By Barbara Oakley // This article was originally posted on hbr.org
I used to be the prototypical young mathphobe: I flunked or barely passed any math course I was forced to orbit. For me, graduating from high school was thrilling in that I would never have to touch a math or science book again. Math not only didn’t make sense but was also worthless and painfully frustrating; the same went for technology.
The young version of me would have been shocked to learn that I would eventually become a professor of engineering, enchanted with mathematics and comfortable in the world of technology. As I’ve discovered from both personal experience and research, it is possible to learn to like — even to grow to love — subject areas that look boring or that you once loathed. In today’s fast-changing business environment, the ability to develop new passions is particularly important. Here’s how to do it.
Find a seed of motivation. The first step in building passion for a subject you don’t like is to identify a reason to learn it. One of the best motivators is wishing to make an improvement in your life. Wanting a lifestyle upgrade allows you to make a mental contrast between where you are now (say, in a job as an office assistant) and where you want to be (say, a certified public accountant).
For me, the mental contrast between where I had been, the lowest enlisted rank in the army, and the many civilian career options I dreamed of provided a powerful boost. That’s how, at age 26, I found myself restudying remedial high school mathematics in an implausible attempt to become an engineer.
Overcome the pain in the brain. When we even think about something we don’t like or want, it can activate a portion of the brain — the bilateral dorsal posterior insula — that is involved in our experience of pain. This means, for example, that thinking about math if you don’t like math (or studying English if you don’t like English) can actually feel physically painful. The result can be that your brain diverts your attention away from whatever sparked the pain. In other words, you procrastinate.
One of the best ways to overcome procrastination is the Pomodoro technique, a diabolically clever approach developed by Francesco Cirillo. In this technique, you:
- Turn off all distractions (no little ringie dingies on your phone or computer).
- Set a timer for 25 minutes.
- Focus intently for those 25 minutes.
- Reward yourself for at least five minutes when you’re done (music, talking with a friend, getting coffee).
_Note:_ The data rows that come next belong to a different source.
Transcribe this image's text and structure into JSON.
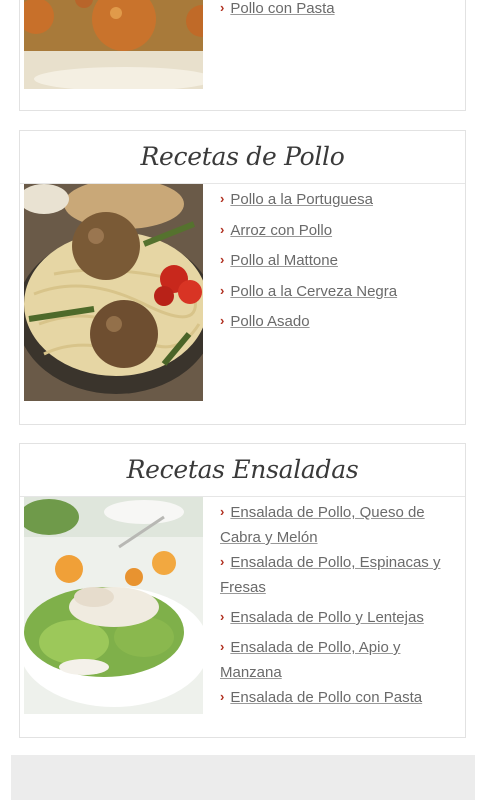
{
  "sections": [
    {
      "title": "",
      "links": [
        "Pollo con Pasta"
      ]
    },
    {
      "title": "Recetas de Pollo",
      "links": [
        "Pollo a la Portuguesa",
        "Arroz con Pollo",
        "Pollo al Mattone",
        "Pollo a la Cerveza Negra",
        "Pollo Asado"
      ]
    },
    {
      "title": "Recetas Ensaladas",
      "links": [
        "Ensalada de Pollo, Queso de Cabra y Melón",
        "Ensalada de Pollo, Espinacas y Fresas",
        "Ensalada de Pollo y Lentejas",
        "Ensalada de Pollo, Apio y Manzana",
        "Ensalada de Pollo con Pasta"
      ]
    }
  ],
  "icons": {
    "bullet": "chevron-right-icon"
  },
  "colors": {
    "accent": "#b03020",
    "border": "#e2e2e2",
    "footer": "#ececec"
  }
}
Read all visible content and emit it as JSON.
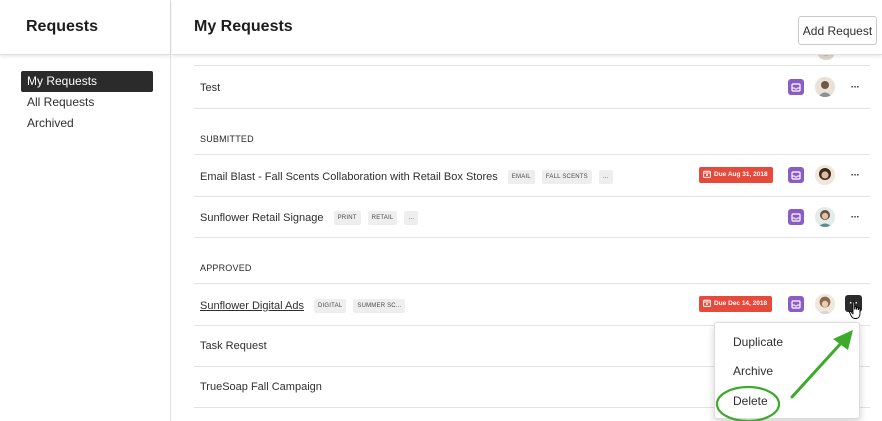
{
  "sidebar": {
    "title": "Requests",
    "items": [
      {
        "label": "My Requests"
      },
      {
        "label": "All Requests"
      },
      {
        "label": "Archived"
      }
    ]
  },
  "main": {
    "title": "My Requests",
    "add_button_label": "Add Request"
  },
  "sections": {
    "submitted": "SUBMITTED",
    "approved": "APPROVED"
  },
  "requests": [
    {
      "title": "Test",
      "tags": []
    },
    {
      "title": "Email Blast - Fall Scents Collaboration with Retail Box Stores",
      "tags": [
        "EMAIL",
        "FALL SCENTS",
        "..."
      ],
      "due": "Due Aug 31, 2018"
    },
    {
      "title": "Sunflower Retail Signage",
      "tags": [
        "PRINT",
        "RETAIL",
        "..."
      ]
    },
    {
      "title": "Sunflower Digital Ads",
      "tags": [
        "DIGITAL",
        "SUMMER SC..."
      ],
      "due": "Due Dec 14, 2018"
    },
    {
      "title": "Task Request",
      "tags": []
    },
    {
      "title": "TrueSoap Fall Campaign",
      "tags": []
    }
  ],
  "more_label": "···",
  "context_menu": {
    "items": [
      {
        "label": "Duplicate"
      },
      {
        "label": "Archive"
      },
      {
        "label": "Delete"
      }
    ]
  },
  "colors": {
    "due_badge": "#e64a3b",
    "inbox_button": "#8b5cc4",
    "active_nav": "#2b2b2b",
    "highlight_green": "#3daa2b"
  },
  "icons": [
    "inbox-icon",
    "calendar-icon",
    "more-icon",
    "pointer-hand-icon",
    "arrow-icon"
  ]
}
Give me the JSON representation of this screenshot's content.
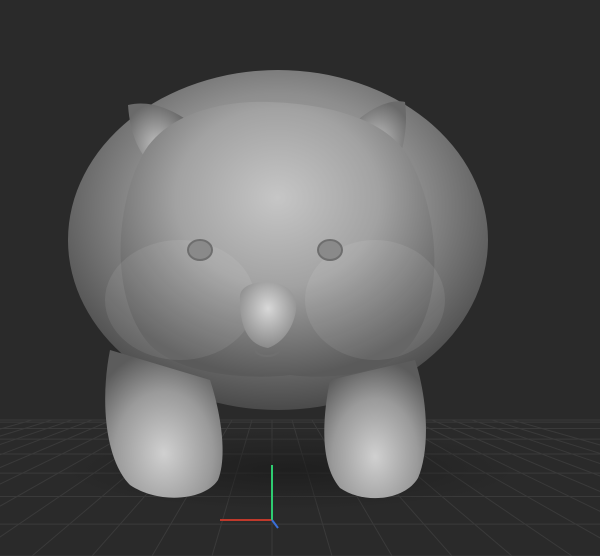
{
  "viewport": {
    "background_color": "#2a2a2a",
    "grid_color": "#3a3a3a",
    "model_color": "#8f8f8f",
    "axis_colors": {
      "x": "#c0392b",
      "y": "#2ecc71",
      "z": "#3a6fd8"
    }
  },
  "model": {
    "subject": "wombat",
    "material": "matcap-grey"
  }
}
For me, it was a pity that I didn’t know about the Pomodoro technique when I was retraining my brain. Those little breaks help the brain consolidate material, which would have allowed me to build my understanding while minimizing frustration. Speaking of frustration…
Realize it’s perfectly normal to not understand something on your first try.People often don’t realize that the brain has two quite different ways of experiencing the world. The first one occurs while focusing on a topic, which activates what psychologists call task-positive networks. The second way occurs when we’re not focusing on anything in particular. Not focusing involves the default mode network and other resting state networks — a diffuse rather than focused mode of thinking.
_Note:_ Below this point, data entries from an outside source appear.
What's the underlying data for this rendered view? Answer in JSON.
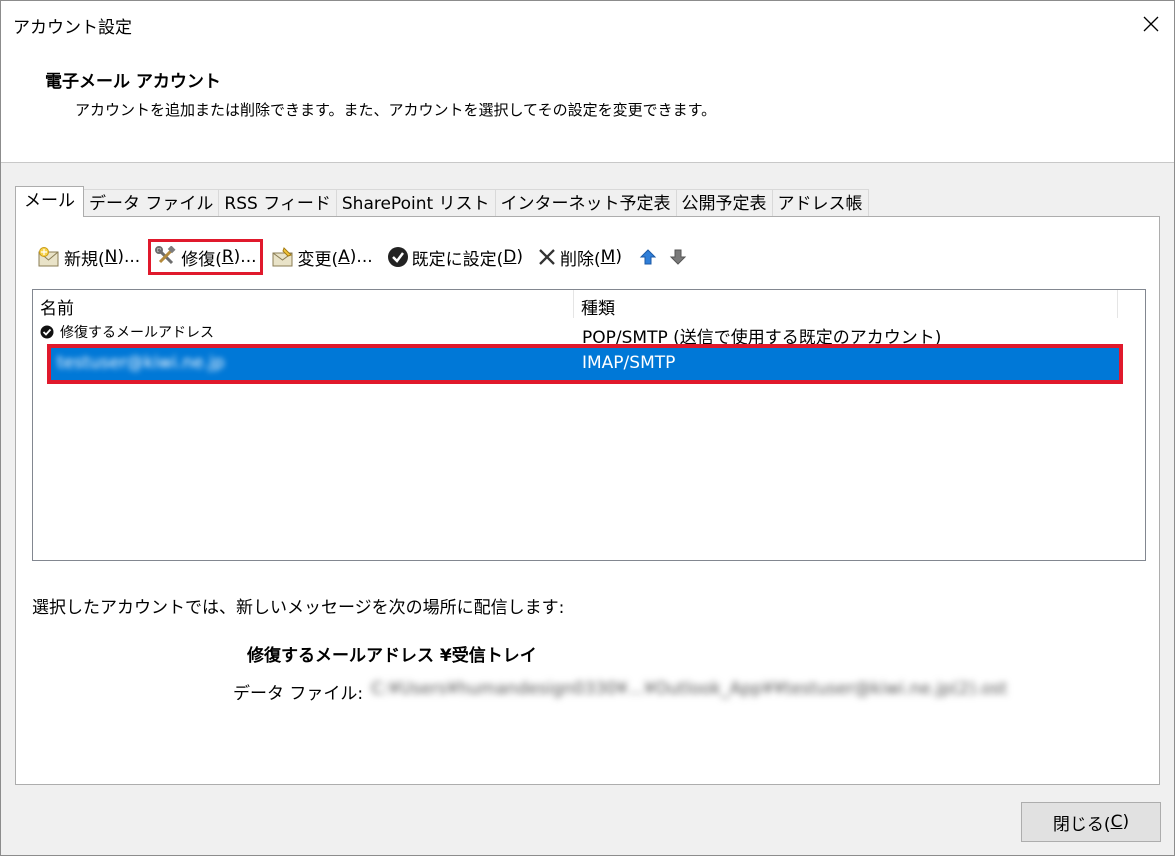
{
  "window": {
    "title": "アカウント設定",
    "close_glyph": "✕"
  },
  "header": {
    "title": "電子メール アカウント",
    "description": "アカウントを追加または削除できます。また、アカウントを選択してその設定を変更できます。"
  },
  "tabs": [
    {
      "label": "メール",
      "active": true
    },
    {
      "label": "データ ファイル"
    },
    {
      "label": "RSS フィード"
    },
    {
      "label": "SharePoint リスト"
    },
    {
      "label": "インターネット予定表"
    },
    {
      "label": "公開予定表"
    },
    {
      "label": "アドレス帳"
    }
  ],
  "toolbar": {
    "new": {
      "label": "新規(",
      "key": "N",
      "suffix": ")..."
    },
    "repair": {
      "label": "修復(",
      "key": "R",
      "suffix": ")..."
    },
    "change": {
      "label": "変更(",
      "key": "A",
      "suffix": ")..."
    },
    "set_default": {
      "label": "既定に設定(",
      "key": "D",
      "suffix": ")"
    },
    "delete": {
      "label": "削除(",
      "key": "M",
      "suffix": ")"
    }
  },
  "accounts_list": {
    "columns": {
      "name": "名前",
      "type": "種類"
    },
    "rows": [
      {
        "name": "修復するメールアドレス",
        "type": "POP/SMTP (送信で使用する既定のアカウント)",
        "default": true
      },
      {
        "name_prefix": "testuser@",
        "name_blurred": "kiwi.ne.jp",
        "type": "IMAP/SMTP",
        "selected": true
      }
    ]
  },
  "delivery": {
    "description": "選択したアカウントでは、新しいメッセージを次の場所に配信します:",
    "folder": "修復するメールアドレス ¥受信トレイ",
    "data_file_label": "データ ファイル:",
    "data_file_path": "C:¥Users¥humandesign0330¥...¥Outlook_App¥¥testuser@kiwi.ne.jp(2).ost"
  },
  "close_button": {
    "label": "閉じる(",
    "key": "C",
    "suffix": ")"
  }
}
Most people need to go back and forth between focused and diffuse modes in order to learn a topic. When you can’t solve something in the first focus, you’re not stupid — you just need to allow time to toggle to the diffuse mode. This second mode gives your brain a chance to consolidate and consider the material from a different perspective.
The fact that no one had ever mentioned this simple idea, that “it’s normal not to understand,” was a big reason for my early failure at math. I genuinely thought any new concept I faced in math should just “click” instantly. Since it didn’t, I chalked it up to my having no talent for math and quit trying. Only years later, after the army helped me form a motivational mental contrast, did I persist long enough at individual problems to discover that I could indeed learn math and science.
Build a collection of neural “chunks.”When we’re learning something new that doesn’t come naturally to us, we often skim instead of internalizing. Yet no one would ever sing a song just one time and think it had been truly mastered. Developing expertise involves easy recall of and automaticity with key concepts and tools.
Try this exercise if you’re working in something related to math or science (you can easily devise a similar exercise in other subjects). See if you can solve a key problem entirely on paper, without looking at the solution. If you can’t, try it again. And again the next day, and over the next few days. Each day of focused learning, followed by an evening’s sleep, strengthens your new neural patterns, which are “chunks” of learning. Soon you’ll find yourself able to mentally “sing” the problem — when you just look at it, you’ll find that the solution steps will flow quickly through your mind. You’ve “chunked” the material. But no fair fooling yourself! You need to actively work the problem on paper a number of times before you start mentally solving it.
The bigger your collection of neural chunks related to solving different problems, the greater your expertise. And the greater your expertise, the more you will like what you’re learning. Daily practice and development of neural chunks are important in learning not only math and science but also virtually anything: language, sports, music, dance — even driving a car.
By using these four steps, you can develop a passion for a subject you don’t like. Some subjects take longer than others to truly master, but the approach outlined here can help get you past the worst obstacles. Like me, you’ll be surprised at what you can find yourself learning to love.